Oysa gerçekler başka bir şey söylüyor. Bilindiği gibi büyükelçilerin Kavala açıklamasından sonra Erdoğan, açıklamayı yapan büyükelçilerin “İstenmeyen kişi” ilan edilmesi talimatını verdiğini söylemiş ancak büyükelçilerin “Viyana Sözleşmesi’nin 41. maddesine riayet etme” vurgusunun yer aldığı ikinci bir açıklama yapmalarından sonra bu kararından vazgeçmişti. Fakat Beyaz Saray sözcüsünün Kavala’nın serbest bırakılması açıklamasının Viyana Sözleşmesi’nin 41. maddesiyle uyumlu olduğunu söylemesi, kendi tutumlarında bir değişiklik olmadığını ancak büyükelçiler tarafından yapılan ikinci açıklamayla Erdoğan’a geri adım atma fırsatının verildiğini gösteriyor.

Anlayacağınız Erdoğan içeride emperyalistlere kafa tutan büyük/güçlü lider imajını çizmeye çalışırken iktidarının temsilcileri de emperyalistlerden randevu alabilmek için ödevlerine harıl harıl çalışıyor.
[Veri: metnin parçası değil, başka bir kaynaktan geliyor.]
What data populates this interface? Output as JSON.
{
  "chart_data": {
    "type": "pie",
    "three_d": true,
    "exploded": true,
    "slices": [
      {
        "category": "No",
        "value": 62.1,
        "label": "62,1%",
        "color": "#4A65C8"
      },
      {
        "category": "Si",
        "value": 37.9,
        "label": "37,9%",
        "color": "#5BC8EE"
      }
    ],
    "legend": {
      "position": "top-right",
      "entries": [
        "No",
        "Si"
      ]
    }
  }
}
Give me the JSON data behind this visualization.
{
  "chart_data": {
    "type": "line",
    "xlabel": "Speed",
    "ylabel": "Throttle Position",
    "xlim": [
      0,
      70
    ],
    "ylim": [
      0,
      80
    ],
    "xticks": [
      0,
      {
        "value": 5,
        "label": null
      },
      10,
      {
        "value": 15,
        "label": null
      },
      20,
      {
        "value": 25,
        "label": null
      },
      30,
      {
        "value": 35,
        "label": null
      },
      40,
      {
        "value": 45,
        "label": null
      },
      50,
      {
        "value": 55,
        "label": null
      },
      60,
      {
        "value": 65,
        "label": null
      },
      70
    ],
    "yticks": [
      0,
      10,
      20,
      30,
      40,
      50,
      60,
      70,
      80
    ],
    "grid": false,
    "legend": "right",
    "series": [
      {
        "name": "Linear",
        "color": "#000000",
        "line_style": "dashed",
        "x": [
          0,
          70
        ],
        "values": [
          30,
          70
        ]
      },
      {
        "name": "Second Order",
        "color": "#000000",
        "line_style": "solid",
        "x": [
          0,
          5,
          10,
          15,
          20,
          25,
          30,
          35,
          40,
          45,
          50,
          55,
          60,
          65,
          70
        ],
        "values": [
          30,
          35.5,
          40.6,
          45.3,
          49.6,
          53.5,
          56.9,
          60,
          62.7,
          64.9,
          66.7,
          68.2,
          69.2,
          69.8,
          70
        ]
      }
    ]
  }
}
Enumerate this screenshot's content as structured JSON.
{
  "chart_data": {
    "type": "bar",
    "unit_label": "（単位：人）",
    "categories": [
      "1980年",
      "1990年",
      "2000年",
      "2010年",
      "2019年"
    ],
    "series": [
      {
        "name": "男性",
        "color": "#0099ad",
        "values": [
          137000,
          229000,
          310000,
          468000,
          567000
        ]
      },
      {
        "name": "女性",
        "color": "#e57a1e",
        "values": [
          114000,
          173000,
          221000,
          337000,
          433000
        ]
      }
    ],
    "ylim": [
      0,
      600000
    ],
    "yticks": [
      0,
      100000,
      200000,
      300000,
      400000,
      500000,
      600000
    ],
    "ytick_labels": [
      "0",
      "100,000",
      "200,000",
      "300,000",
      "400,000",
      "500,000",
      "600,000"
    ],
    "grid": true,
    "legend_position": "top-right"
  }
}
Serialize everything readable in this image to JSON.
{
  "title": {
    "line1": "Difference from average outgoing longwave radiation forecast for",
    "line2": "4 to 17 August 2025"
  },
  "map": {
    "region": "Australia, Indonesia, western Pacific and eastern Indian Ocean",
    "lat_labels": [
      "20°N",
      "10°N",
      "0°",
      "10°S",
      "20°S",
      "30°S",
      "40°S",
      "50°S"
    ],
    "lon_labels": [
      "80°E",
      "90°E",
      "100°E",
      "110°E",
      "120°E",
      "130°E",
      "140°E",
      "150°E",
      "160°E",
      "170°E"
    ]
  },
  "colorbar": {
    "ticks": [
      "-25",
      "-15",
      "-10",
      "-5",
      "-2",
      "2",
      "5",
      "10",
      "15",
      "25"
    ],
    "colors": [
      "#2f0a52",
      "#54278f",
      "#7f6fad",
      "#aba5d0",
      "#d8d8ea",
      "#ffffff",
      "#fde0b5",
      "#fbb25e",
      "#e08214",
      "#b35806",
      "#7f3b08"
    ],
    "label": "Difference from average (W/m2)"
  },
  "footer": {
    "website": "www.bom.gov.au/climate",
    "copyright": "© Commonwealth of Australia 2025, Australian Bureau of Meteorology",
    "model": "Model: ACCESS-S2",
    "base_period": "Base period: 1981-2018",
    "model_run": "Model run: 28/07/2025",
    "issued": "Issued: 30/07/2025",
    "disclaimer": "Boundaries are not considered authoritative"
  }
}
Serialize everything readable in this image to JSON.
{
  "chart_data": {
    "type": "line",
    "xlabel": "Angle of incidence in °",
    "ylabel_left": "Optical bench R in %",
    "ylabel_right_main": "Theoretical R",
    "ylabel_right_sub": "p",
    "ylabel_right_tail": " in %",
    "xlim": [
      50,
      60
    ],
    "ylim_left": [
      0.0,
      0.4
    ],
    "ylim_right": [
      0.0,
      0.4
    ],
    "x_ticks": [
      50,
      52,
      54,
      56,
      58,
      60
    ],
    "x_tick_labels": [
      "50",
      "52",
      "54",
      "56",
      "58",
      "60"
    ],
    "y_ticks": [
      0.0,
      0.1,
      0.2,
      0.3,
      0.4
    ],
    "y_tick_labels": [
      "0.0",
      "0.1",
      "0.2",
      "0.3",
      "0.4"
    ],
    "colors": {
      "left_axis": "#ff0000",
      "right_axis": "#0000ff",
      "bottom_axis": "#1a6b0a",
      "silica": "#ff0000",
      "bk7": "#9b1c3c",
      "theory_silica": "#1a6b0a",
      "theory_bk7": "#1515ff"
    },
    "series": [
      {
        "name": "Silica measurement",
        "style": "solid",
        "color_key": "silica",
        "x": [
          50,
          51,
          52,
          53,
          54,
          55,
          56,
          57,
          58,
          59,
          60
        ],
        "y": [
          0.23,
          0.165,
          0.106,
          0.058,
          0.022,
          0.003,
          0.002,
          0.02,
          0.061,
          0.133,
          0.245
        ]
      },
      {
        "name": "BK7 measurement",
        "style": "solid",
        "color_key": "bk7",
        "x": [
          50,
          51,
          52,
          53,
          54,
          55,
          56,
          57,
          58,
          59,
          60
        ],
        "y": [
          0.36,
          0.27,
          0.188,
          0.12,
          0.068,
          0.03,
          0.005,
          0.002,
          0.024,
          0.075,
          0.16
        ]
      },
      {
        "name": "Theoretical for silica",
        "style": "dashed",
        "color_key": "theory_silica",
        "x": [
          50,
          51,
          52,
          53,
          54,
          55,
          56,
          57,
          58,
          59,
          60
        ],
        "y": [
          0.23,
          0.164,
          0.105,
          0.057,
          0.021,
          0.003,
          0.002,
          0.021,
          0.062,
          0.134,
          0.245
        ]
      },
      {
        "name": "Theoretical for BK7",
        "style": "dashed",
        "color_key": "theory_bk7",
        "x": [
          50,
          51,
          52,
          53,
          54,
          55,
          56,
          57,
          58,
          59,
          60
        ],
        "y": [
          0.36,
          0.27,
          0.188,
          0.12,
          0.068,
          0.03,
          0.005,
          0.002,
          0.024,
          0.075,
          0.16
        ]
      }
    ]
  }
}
Bu yüzden Biden’la görüşme konusunda “Büyük ihtimalle Roma’da değil ama Glasgow’da görüşmemiz olacak” diyen Erdoğan’a, ABD yönetimi; ödevlerini hatırlatarak “inş cnm ya” yanıtını veriyor.

Emperyalistlere karşı halklarımızın ortak mücadelesiyle kurulmuş olan cumhuriyetin 98. yılında Erdoğan yönetiminin ülkeyi getirdiği yer budur!